Dieser Artikel erschien 2012 im Magazin des Deutschen Automobil Veteranen Clubs (DAVC)!

 

 

Vespa 50 N Spezial, Baujahr 1977

 -  drehschiebergesteuerter 1-Zylinder 2-Takt Motor
 -  102ccm Polini Zylinder
 -  16.16 Dell´Orto Flachschiebervergaser
 -  4-Gang Getriebe
 -  3-Scheiben Ölbadkupplung
 -  6Volt Kontaktzündung
 -  Reifen: 3.00 x 2.10 (10 Zoll)
 -  4,5L Tankvolumen
 -  Verbrauch: 2-3L / 100km, Gemisch 1:50


Die Freiheit der Landstraßen – Eine Vespareise 1000 Km quer durch Deutschland

Röhrend stirbt der Motor ab, schnell die Kupplung ziehen, falls es ein Klemmer ist. Wenn das Hinterrad blockiert habe ich kaum eine Chance. Fluchend lasse ich die Vespa am Fahrbahnrand der Landstraße ausrollen, der LKW den ich gerade aus dem Windschatten mit 90km/h überholt hatte, rauscht hupend vorbei. Irgendwo mitten in Deutschland bin ich gestrandet.
Habe ich mir einen Hitzeklemmer gefahren? Ist die Zündung defekt oder die Kerze durchgebrannt? Vielleicht hat schon wieder eines dieser Staubkörner, die man mit bloßem Auge kaum erkennen kann, seinen Weg am Luftfilter vorbei gefunden und eine Vergaserdüse verstopft. Der Motor will einfach nicht mehr anspringen. Zündfunke checken, Zündfunke ist da, der Kolben bewegt sich frei und es ist Kompression vorhanden. Soll ich den ADAC rufen? Ich weiß doch nicht einmal wo ich bin.
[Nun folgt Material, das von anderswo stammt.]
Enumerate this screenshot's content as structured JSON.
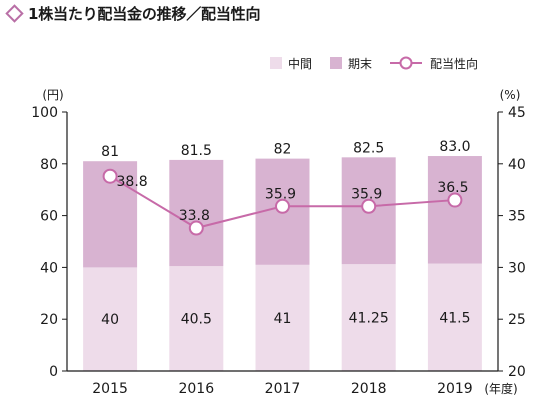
{
  "title": "1株当たり配当金の推移／配当性向",
  "colors": {
    "interim": "#eedcea",
    "final": "#d8b3d1",
    "payout_line": "#c76aa8",
    "title_diamond": "#b96fa6"
  },
  "chart_data": {
    "type": "bar",
    "stacked": true,
    "categories": [
      "2015",
      "2016",
      "2017",
      "2018",
      "2019"
    ],
    "x_unit": "(年度)",
    "series": [
      {
        "name": "中間",
        "values": [
          40,
          40.5,
          41,
          41.25,
          41.5
        ],
        "labels": [
          "40",
          "40.5",
          "41",
          "41.25",
          "41.5"
        ]
      },
      {
        "name": "期末",
        "values": [
          41,
          41,
          41,
          41.25,
          41.5
        ]
      }
    ],
    "totals": [
      81,
      81.5,
      82,
      82.5,
      83.0
    ],
    "total_labels": [
      "81",
      "81.5",
      "82",
      "82.5",
      "83.0"
    ],
    "line_series": {
      "name": "配当性向",
      "axis": "right",
      "values": [
        38.8,
        33.8,
        35.9,
        35.9,
        36.5
      ],
      "labels": [
        "38.8",
        "33.8",
        "35.9",
        "35.9",
        "36.5"
      ]
    },
    "left_axis": {
      "unit": "(円)",
      "min": 0,
      "max": 100,
      "ticks": [
        0,
        20,
        40,
        60,
        80,
        100
      ]
    },
    "right_axis": {
      "unit": "(%)",
      "min": 20,
      "max": 45,
      "ticks": [
        20,
        25,
        30,
        35,
        40,
        45
      ]
    },
    "legend": {
      "position": "top-right",
      "items": [
        "中間",
        "期末",
        "配当性向"
      ]
    },
    "grid": false
  }
}
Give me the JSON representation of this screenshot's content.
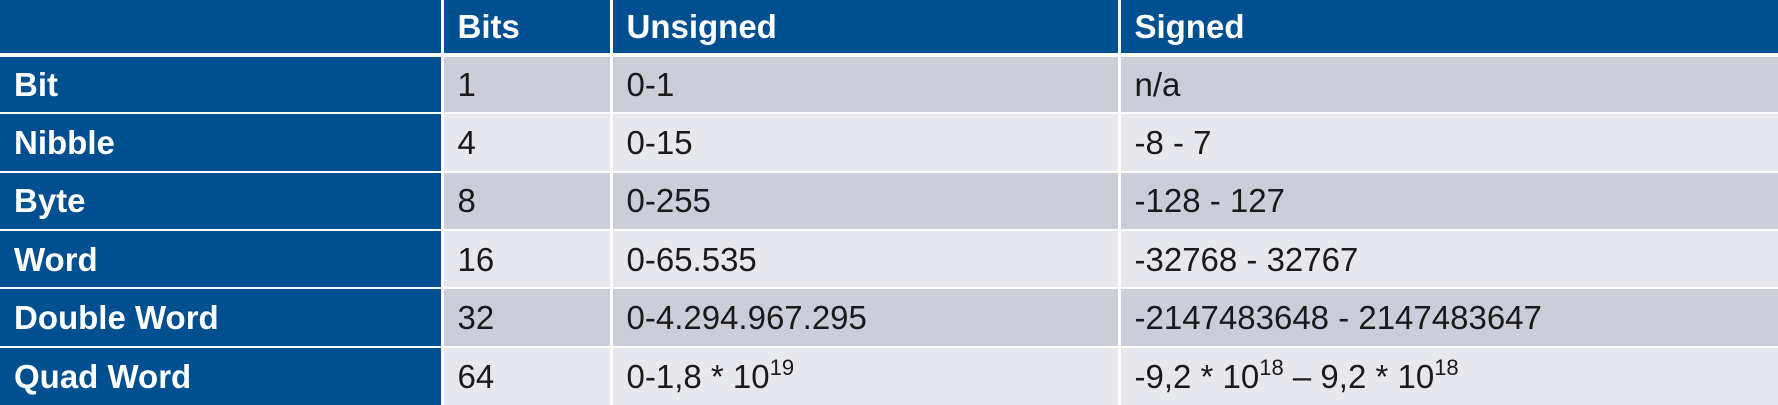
{
  "table": {
    "headers": [
      "",
      "Bits",
      "Unsigned",
      "Signed"
    ],
    "rows": [
      {
        "name": "Bit",
        "bits": "1",
        "unsigned": "0-1",
        "signed": "n/a"
      },
      {
        "name": "Nibble",
        "bits": "4",
        "unsigned": "0-15",
        "signed": "-8 - 7"
      },
      {
        "name": "Byte",
        "bits": "8",
        "unsigned": "0-255",
        "signed": "-128 - 127"
      },
      {
        "name": "Word",
        "bits": "16",
        "unsigned": "0-65.535",
        "signed": "-32768 - 32767"
      },
      {
        "name": "Double Word",
        "bits": "32",
        "unsigned": "0-4.294.967.295",
        "signed": "-2147483648 - 2147483647"
      },
      {
        "name": "Quad Word",
        "bits": "64",
        "unsigned_parts": {
          "mantissa": "0-1,8 * 10",
          "exp": "19"
        },
        "signed_parts": {
          "a": "-9,2 * 10",
          "a_exp": "18",
          "sep": " – 9,2 * 10",
          "b_exp": "18"
        }
      }
    ]
  },
  "colors": {
    "header_bg": "#004f90",
    "header_text": "#ffffff",
    "row_band_dark": "#cbced9",
    "row_band_light": "#e7e8ed",
    "cell_text": "#1a1a1a"
  }
}
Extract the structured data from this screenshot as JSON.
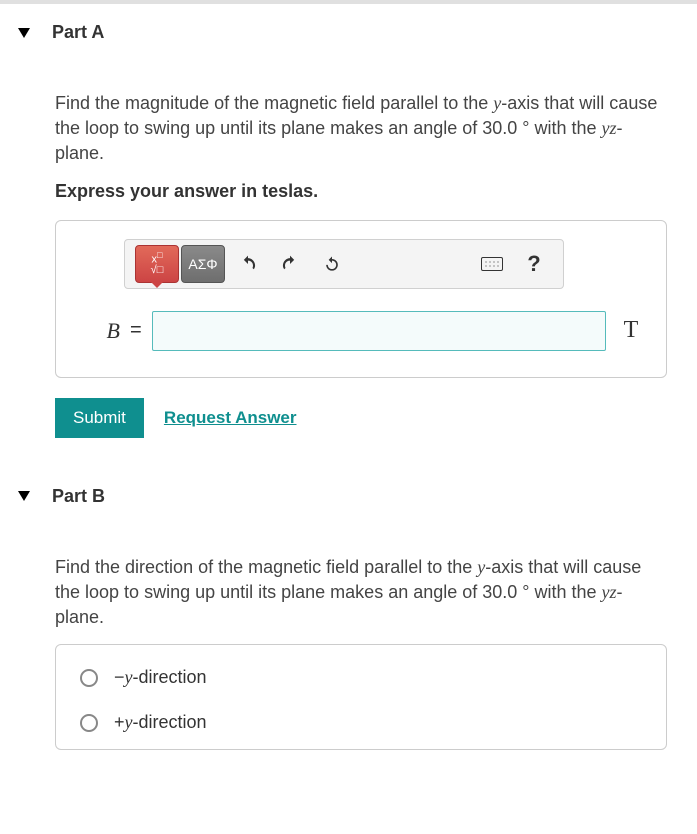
{
  "partA": {
    "title": "Part A",
    "question_html": "Find the magnitude of the magnetic field parallel to the <span class='ital'>y</span>-axis that will cause the loop to swing up until its plane makes an angle of 30.0 ° with the <span class='ital'>yz</span>-plane.",
    "instruction": "Express your answer in teslas.",
    "toolbar": {
      "greek_tab": "ΑΣΦ",
      "help": "?"
    },
    "variable": "B",
    "equals": "=",
    "value": "",
    "unit": "T",
    "submit": "Submit",
    "request": "Request Answer"
  },
  "partB": {
    "title": "Part B",
    "question_html": "Find the direction of the magnetic field parallel to the <span class='ital'>y</span>-axis that will cause the loop to swing up until its plane makes an angle of 30.0 ° with the <span class='ital'>yz</span>-plane.",
    "choices": [
      "−<span class='ital'>y</span>-direction",
      "+<span class='ital'>y</span>-direction"
    ]
  }
}
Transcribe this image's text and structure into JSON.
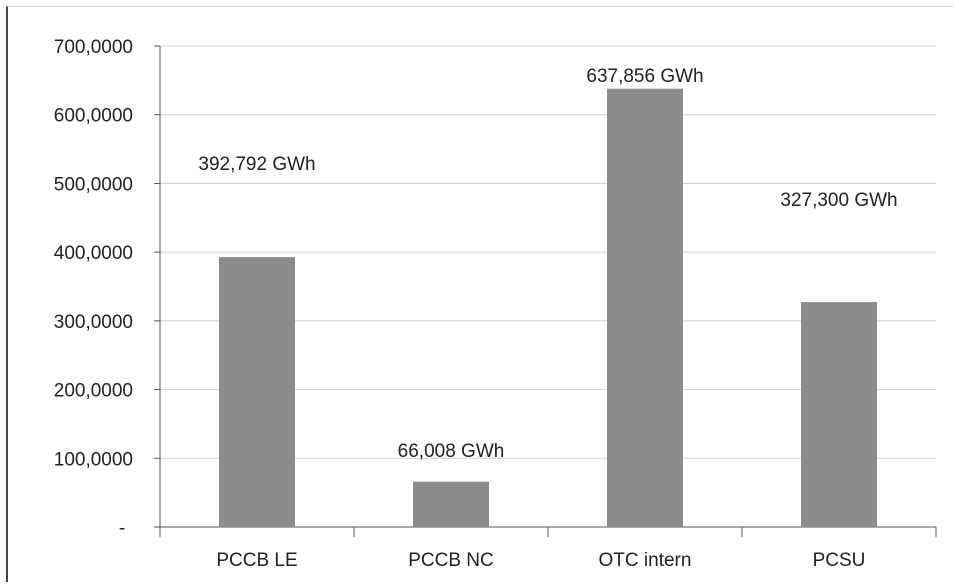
{
  "chart_data": {
    "type": "bar",
    "title": "",
    "xlabel": "",
    "ylabel": "",
    "categories": [
      "PCCB LE",
      "PCCB NC",
      "OTC intern",
      "PCSU"
    ],
    "values": [
      392.792,
      66.008,
      637.856,
      327.3
    ],
    "data_labels": [
      "392,792 GWh",
      "66,008 GWh",
      "637,856 GWh",
      "327,300 GWh"
    ],
    "ylim": [
      0,
      700
    ],
    "yticks": [
      0,
      100,
      200,
      300,
      400,
      500,
      600,
      700
    ],
    "ytick_labels": [
      "-",
      "100,0000",
      "200,0000",
      "300,0000",
      "400,0000",
      "500,0000",
      "600,0000",
      "700,0000"
    ],
    "grid": true,
    "legend": "none",
    "colors": {
      "bar": "#8c8c8c",
      "grid": "#d0d0d0",
      "axis": "#555555"
    }
  }
}
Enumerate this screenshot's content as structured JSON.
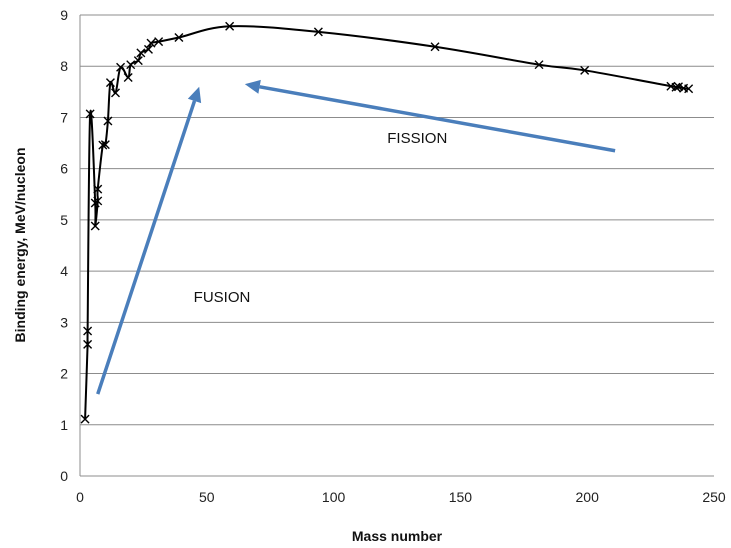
{
  "chart_data": {
    "type": "scatter",
    "xlabel": "Mass number",
    "ylabel": "Binding energy, MeV/nucleon",
    "xlim": [
      0,
      250
    ],
    "ylim": [
      0,
      9
    ],
    "xticks": [
      0,
      50,
      100,
      150,
      200,
      250
    ],
    "yticks": [
      0,
      1,
      2,
      3,
      4,
      5,
      6,
      7,
      8,
      9
    ],
    "grid": "horizontal",
    "marker": "x",
    "line": "smooth",
    "series": [
      {
        "x": [
          2,
          3,
          3,
          4,
          6,
          6,
          7,
          7,
          9,
          10,
          11,
          12,
          14,
          16,
          19,
          20,
          23,
          24,
          27,
          28,
          31,
          39,
          59,
          94,
          140,
          181,
          199,
          233,
          235,
          236,
          238,
          240
        ],
        "y": [
          1.11,
          2.57,
          2.83,
          7.07,
          5.33,
          4.88,
          5.37,
          5.6,
          6.46,
          6.47,
          6.93,
          7.68,
          7.48,
          7.98,
          7.78,
          8.03,
          8.11,
          8.26,
          8.33,
          8.45,
          8.48,
          8.56,
          8.78,
          8.67,
          8.38,
          8.03,
          7.92,
          7.61,
          7.59,
          7.6,
          7.57,
          7.56
        ]
      }
    ],
    "annotations": [
      {
        "text": "FUSION",
        "x": 56,
        "y": 3.4
      },
      {
        "text": "FISSION",
        "x": 133,
        "y": 6.5
      }
    ],
    "arrows": [
      {
        "name": "fusion-arrow",
        "from": [
          7,
          1.6
        ],
        "to": [
          47,
          7.6
        ]
      },
      {
        "name": "fission-arrow",
        "from": [
          211,
          6.35
        ],
        "to": [
          65,
          7.65
        ]
      }
    ],
    "colors": {
      "line": "#000000",
      "arrow": "#4a7ebb",
      "grid": "#8c8c8c"
    }
  }
}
Aufgeben kommt nicht in Frage. Also von vorn: Zündfunke checken, Zündfunke ist da, wie ein Peitschenhieb trifft er meine Hand, verdammt, zu nah an  der Elektrode angefasst. Mich verlässt der Mut an dessen Stelle sich Ärger breit macht. Ärger über die Vespa, Ärger über mich selber und meine ehrgeizige Idee, von Freiburg nach Kiel 1000 Kilometer deutsche Landstraße bezwingen zu wollen.
Und so finde ich mich auf einer Landstraße wieder, Kassel, das eben noch greifbar gewesene Etappenziel, rückt nun in weite Ferne. Vielleicht ist die Odyssee hier zu Ende. Meine Hand schmerzt immer noch vom Stromschlag der Zündkerze, als ich nach einer halben Stunde verzweifelter Fehlersuche aus reiner Routine den Tankdeckel aufschraube. Kein Kolbenfresser, kein Zündungsversagen, kein Vergaserfehler.
Der Sprit ist alle.
Zum Glück habe ich einen vollen Kanister am Trittbrett verzurrt. Kassel fliegt wieder mit 80 Sachen auf mich zu. Noch völlig paralysiert von diesem Ungeschick rutscht mir dann in einer scharfen Rechtskurve das Hinterrad weg.
Verdammt.
Unachtsamkeit, abgefahrene Reifen und Sand in der Kurve. Ich schaffe es gerade noch die Vespa aufzurichten, hart zu bremsen, um geradeaus über die Gegenspur in die Botanik abzufliegen. Hohes, weiches Gras empfängt mich. Glück gehabt, nichts passiert, keine Schäden. Time-out um Kräfte und Konzentration zu sammeln, keine weiteren Fehler mehr so kurz vor dem Ziel.  Der Knöchel hat was abbekommen, mir schmerzt der Rücken vom schweren Rucksack und noch schlimmer steht es um meinen Allerwertesten. Der Komfort des kaum gepolsterten Federsattels ist nicht für solche Strecken gedacht. Unwillkürlich muss ich laut loslachen als ich kurz darauf durch die kleine Ortschaft namens "Bösgesäß" fahre, um zwei Stunden später stolz und erleichtert, aber auch hundemüde, mein Nachtquartier in Kassel zu erreichen.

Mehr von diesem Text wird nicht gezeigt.